CHAPTER XVII.
DOWN IN TENNESSEE.
IT was four months before Captain Somers was able to visit Boston, so severely had his constitution been shattered by the fatigues of the service, and by the strain of exciting events upon his nervous system. Lilian Ashford and her father visited Pinchbrook several times during this period, and an excellent understanding was established between the captain and the young lady. The visit was returned in the spring, when Somers was able to endure the fatigue; and as his health gradually improved, he repeated his calls till they occurred as often as once a week.
Grandmother Ashford had abundant opportunity now to tell all about the “last war,” and Somers listened with the attention which so interesting a narrative deserved. Perhaps it was fortunate for the venerable lady that her eyesight was impaired, or she might have been wounded to observe that her patient auditor looked more at Lilian than at herself. On one of these occasions the old lady was so imprudent as to leave the young couple in the parlor, and something passed between them which seemed to make Somers very much pleased with himself and with Lilian, and to make Lilian equally well pleased with herself and with Somers. What this was, the experienced reader may possibly be able to divine; but as our story relates mainly to the military history of our hero, it cannot properly be introduced.

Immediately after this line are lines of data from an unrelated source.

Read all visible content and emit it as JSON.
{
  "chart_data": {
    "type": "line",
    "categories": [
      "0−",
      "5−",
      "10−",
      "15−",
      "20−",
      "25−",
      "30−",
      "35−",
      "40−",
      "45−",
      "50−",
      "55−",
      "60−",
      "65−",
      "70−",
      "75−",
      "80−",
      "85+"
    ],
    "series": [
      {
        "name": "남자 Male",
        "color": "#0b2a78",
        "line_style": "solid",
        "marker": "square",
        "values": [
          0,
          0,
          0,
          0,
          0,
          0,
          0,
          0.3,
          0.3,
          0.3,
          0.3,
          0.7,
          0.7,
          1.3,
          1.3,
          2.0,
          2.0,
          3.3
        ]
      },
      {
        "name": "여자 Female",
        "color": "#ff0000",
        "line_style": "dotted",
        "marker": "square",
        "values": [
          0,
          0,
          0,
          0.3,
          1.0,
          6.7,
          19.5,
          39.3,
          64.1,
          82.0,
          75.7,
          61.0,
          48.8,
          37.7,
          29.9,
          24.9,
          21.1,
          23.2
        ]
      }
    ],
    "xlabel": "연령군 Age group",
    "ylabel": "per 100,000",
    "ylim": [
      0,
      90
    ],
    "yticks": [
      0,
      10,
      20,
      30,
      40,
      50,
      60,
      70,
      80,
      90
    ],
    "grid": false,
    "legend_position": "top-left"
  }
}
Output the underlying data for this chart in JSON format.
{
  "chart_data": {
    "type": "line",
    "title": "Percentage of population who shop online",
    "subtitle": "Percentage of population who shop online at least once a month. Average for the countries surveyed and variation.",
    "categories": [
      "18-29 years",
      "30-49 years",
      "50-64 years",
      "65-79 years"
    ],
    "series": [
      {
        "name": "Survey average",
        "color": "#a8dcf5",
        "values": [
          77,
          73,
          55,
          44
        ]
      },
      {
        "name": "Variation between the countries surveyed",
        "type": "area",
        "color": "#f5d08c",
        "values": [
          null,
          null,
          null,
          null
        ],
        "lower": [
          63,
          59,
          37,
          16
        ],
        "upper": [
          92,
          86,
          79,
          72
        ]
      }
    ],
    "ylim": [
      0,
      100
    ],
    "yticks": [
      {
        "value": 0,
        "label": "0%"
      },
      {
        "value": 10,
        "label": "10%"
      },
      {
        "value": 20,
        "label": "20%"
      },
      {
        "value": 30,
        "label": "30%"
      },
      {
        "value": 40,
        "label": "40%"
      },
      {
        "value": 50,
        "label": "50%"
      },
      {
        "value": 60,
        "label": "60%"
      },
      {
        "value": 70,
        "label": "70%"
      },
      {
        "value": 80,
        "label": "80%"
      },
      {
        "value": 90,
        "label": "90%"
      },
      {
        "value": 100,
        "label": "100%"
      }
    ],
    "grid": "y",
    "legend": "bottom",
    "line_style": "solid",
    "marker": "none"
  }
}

Captain Somers was certainly improving in health, but so slowly that there was no present prospect of his being able to join his regiment, or report on the staff of his beloved general, now commanding the grand army of the Potomac. His physician positively refused to permit him even to visit the scene of active operations; and after communicating with “Fighting Joe” by letter, he decided to resign his position in the —th Massachusetts, for his continued absence not only deprived the regiment of his services, but prevented some deserving officer, who performed his duties, from receiving the pay and promotion to which he was justly entitled. But he did not take this decisive step till he was assured by the general that he could have an appointment on the staff as soon as he was able to discharge the duties of the position.
While Somers was absent from the army, the great battle of Fredericksburg had been fought; and the brave, noble, and Christian Burnside, perplexed by the treachery of seeming friends, by the over-zealous movements of real ones, and by the machinations of envious and jealous officers, who should have been foremost to support him, was badly defeated. The rank and file behaved nobly, fought well, and the day ought to have been won; but the parts of the grand army were disjointed; they did not act in concert; and portions of the force were left to be mercilessly slaughtered. The devoted and unselfish Burnside shouldered the responsibility, and stepped down from the exalted military pinnacle to which he had been raised without ambition, and against his own desires.
He was succeeded by Major General Hooker, the “bravest of the brave,” and one of the ablest soldiers which the war had developed. He had fought and lost the great battle of Chancellorsville; but he, too, was a victim of jealousy and indecision on the part of men whose purposes were their own, instead of their suffering country’s.
The culminating battle of the war was fought at Gettysburg by his successor. It was a decisive victory; for the defiant foe was penetrating the heart of the North, and there could be no trifling with the terrible fact that stared the nation full in the face. The generals and the army fought nobly, and the exulting rebels were hurled back, shattered and discomfited, to the soil of Virginia.
The battle of Gettysburg was immediately followed by the surrender of Vicksburg and Port Hudson; and operations in the West and South-west attracted the attention of the country during the remainder of the year, while the army of the Potomac was comparatively quiet in Virginia. The battle of Chickamauga Creek was fought, and the Union army defeated, and only saved from disaster by the skill and firmness of General Thomas.